The goal is to develop a framework for computational analysis where researchers can bring together multiple datasets, including those created to answer very different questions, make comparisons and study changes across long distances or time-scales, and run statistical analyses.
For Newsome, whose personal research is in the area of biological conservation, this may mean combining isotope datasets to look at how isotopes of various types of organisms vary over space and time.

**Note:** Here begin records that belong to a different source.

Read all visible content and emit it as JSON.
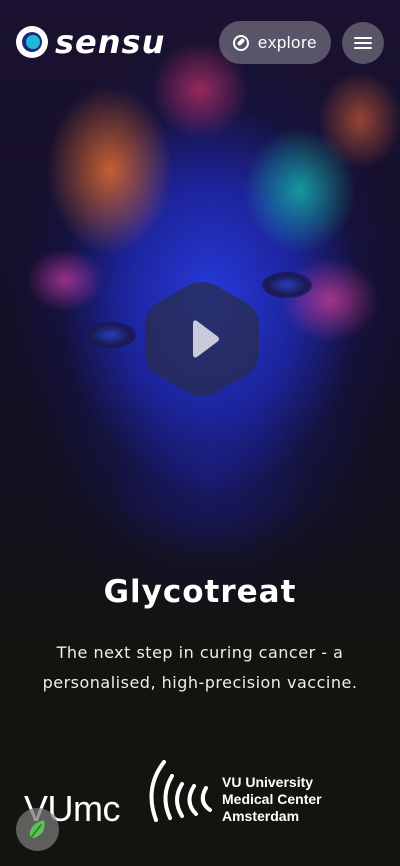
{
  "header": {
    "brand": "sensu",
    "explore_label": "explore",
    "menu_icon": "hamburger-icon",
    "compass_icon": "compass-icon"
  },
  "hero": {
    "play_icon": "play-icon",
    "title": "Glycotreat",
    "subtitle_line1": "The next step in curing cancer - a",
    "subtitle_line2": "personalised, high-precision vaccine."
  },
  "partner": {
    "logo_letters": "VUmc",
    "name_line1": "VU University",
    "name_line2": "Medical Center",
    "name_line3": "Amsterdam"
  },
  "fab": {
    "icon": "leaf-icon",
    "color": "#4caf50"
  },
  "colors": {
    "background": "#15130f",
    "brand_accent": "#22b9d9",
    "brand_dark": "#1b2a7a"
  }
}
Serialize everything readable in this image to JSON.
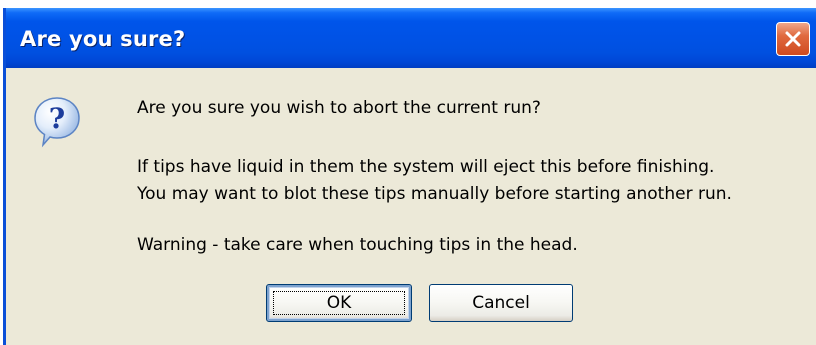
{
  "dialog": {
    "title": "Are you sure?",
    "icon": "question-icon",
    "question": "Are you sure you wish to abort the current run?",
    "info_line_1": "If tips have liquid in them the system will eject this before finishing.",
    "info_line_2": "You may want to blot these tips manually before starting another run.",
    "warning": "Warning - take care when touching tips in the head.",
    "ok_label": "OK",
    "cancel_label": "Cancel"
  },
  "colors": {
    "titlebar": "#0055ea",
    "dialog_bg": "#ece9d8",
    "close_button": "#e06a3f",
    "button_border": "#003c74"
  }
}
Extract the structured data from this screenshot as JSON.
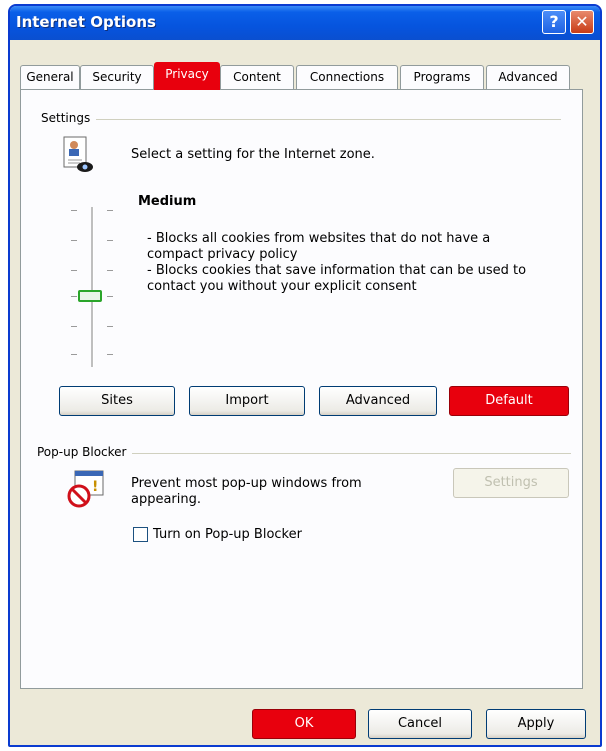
{
  "window": {
    "title": "Internet Options"
  },
  "titlebar": {
    "help_glyph": "?",
    "close_glyph": "✕"
  },
  "tabs": [
    {
      "label": "General"
    },
    {
      "label": "Security"
    },
    {
      "label": "Privacy",
      "active": true
    },
    {
      "label": "Content"
    },
    {
      "label": "Connections"
    },
    {
      "label": "Programs"
    },
    {
      "label": "Advanced"
    }
  ],
  "settings": {
    "group_label": "Settings",
    "zone_text": "Select a setting for the Internet zone.",
    "level_title": "Medium",
    "description": [
      "- Blocks all cookies from websites that do not have a",
      "compact privacy policy",
      "- Blocks cookies that save information that can be used to",
      "contact you without your explicit consent"
    ],
    "buttons": {
      "sites": "Sites",
      "import": "Import",
      "advanced": "Advanced",
      "default": "Default"
    }
  },
  "popup": {
    "group_label": "Pop-up Blocker",
    "text_line1": "Prevent most pop-up windows from",
    "text_line2": "appearing.",
    "settings_button": "Settings",
    "checkbox_label": "Turn on Pop-up Blocker",
    "checkbox_checked": false
  },
  "footer": {
    "ok": "OK",
    "cancel": "Cancel",
    "apply": "Apply"
  },
  "colors": {
    "accent": "#e8000d",
    "titlebar": "#0654de"
  },
  "icons": {
    "zone": "privacy-report-icon",
    "popup": "popup-blocker-icon"
  }
}
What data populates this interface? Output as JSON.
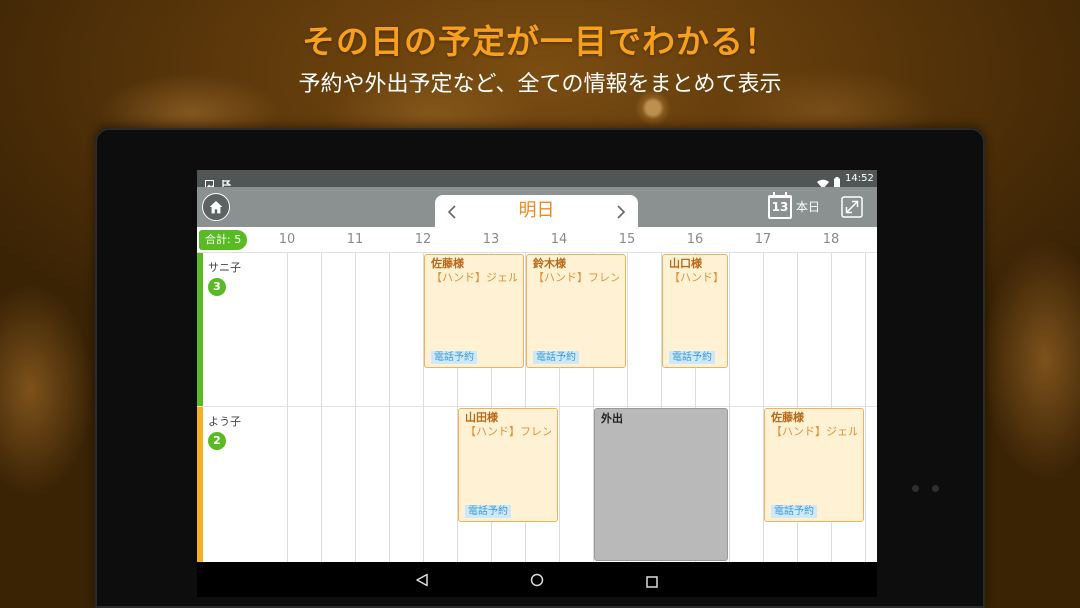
{
  "promo": {
    "headline": "その日の予定が一目でわかる！",
    "subheadline": "予約や外出予定など、全ての情報をまとめて表示"
  },
  "status_bar": {
    "time": "14:52",
    "icons": [
      "image-icon",
      "flag-icon",
      "wifi-icon",
      "battery-icon"
    ]
  },
  "header": {
    "date_label": "明日",
    "calendar_day": "13",
    "today_label": "本日",
    "icons": [
      "home-icon",
      "chevron-left-icon",
      "chevron-right-icon",
      "calendar-icon",
      "expand-icon"
    ]
  },
  "timeline": {
    "total_label": "合計: 5",
    "hours": [
      "10",
      "11",
      "12",
      "13",
      "14",
      "15",
      "16",
      "17",
      "18"
    ]
  },
  "staff": [
    {
      "name": "サニ子",
      "count": "3",
      "color": "#5aba23",
      "appointments": [
        {
          "customer": "佐藤様",
          "service": "【ハンド】ジェル",
          "tag": "電話予約",
          "start": 12,
          "end": 13.5
        },
        {
          "customer": "鈴木様",
          "service": "【ハンド】フレン",
          "tag": "電話予約",
          "start": 13.5,
          "end": 15
        },
        {
          "customer": "山口様",
          "service": "【ハンド】",
          "tag": "電話予約",
          "start": 15.5,
          "end": 16.5
        }
      ],
      "outings": []
    },
    {
      "name": "よう子",
      "count": "2",
      "color": "#f5b023",
      "appointments": [
        {
          "customer": "山田様",
          "service": "【ハンド】フレン",
          "tag": "電話予約",
          "start": 12.5,
          "end": 14
        },
        {
          "customer": "佐藤様",
          "service": "【ハンド】ジェル",
          "tag": "電話予約",
          "start": 17,
          "end": 18.5
        }
      ],
      "outings": [
        {
          "label": "外出",
          "start": 14.5,
          "end": 16.5
        }
      ]
    }
  ],
  "nav_bar": {
    "icons": [
      "back-icon",
      "home-circle-icon",
      "recent-apps-icon"
    ]
  },
  "colors": {
    "headline": "#f6a01c",
    "accent_green": "#5aba23",
    "date_label": "#f08a1c",
    "card_fill": "#fff2d4",
    "card_border": "#f0b25e",
    "outing_fill": "#b9b9b9",
    "tag_fill": "#cfe8f7",
    "tag_text": "#3d9ad6"
  }
}
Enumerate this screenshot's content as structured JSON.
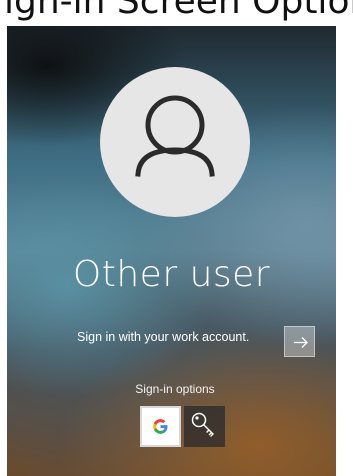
{
  "caption": {
    "text": "ign-in Screen Options"
  },
  "login": {
    "username": "Other user",
    "prompt": "Sign in with your work account.",
    "submit_icon": "arrow-right-icon",
    "options_label": "Sign-in options",
    "options": [
      {
        "name": "Google",
        "icon": "google-logo-icon",
        "selected": true
      },
      {
        "name": "Security key",
        "icon": "key-icon",
        "selected": false
      }
    ]
  },
  "colors": {
    "google_blue": "#4285F4",
    "google_red": "#EA4335",
    "google_yellow": "#FBBC05",
    "google_green": "#34A853",
    "avatar_bg": "#e6e6e6",
    "avatar_glyph": "#2b2b2b"
  }
}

"The ability to see what's been done, or use pilot data to help make predictions or design projects—that will help push ecology and biology forward," he said.
Another benefit of central repositories is their ability to generate collaborations both within and between scientific fields.
"There isn't a field out there in natural science and medicine that's not interested in isotopes," Newsome said. "It'll be cool to see this lead to collaborations of truly distant fields, like pharmacology and ecology, and biochemistry and archeology."
With a team of domain specialists determining the requirements and gathering data, and TACC data management experts turning those requirements into useable technologies, the project has the potential to transform science.
"Isotopes are a powerful tool across a diversity of disciplines and will continue to give us important insights into how the world works," Pauli said.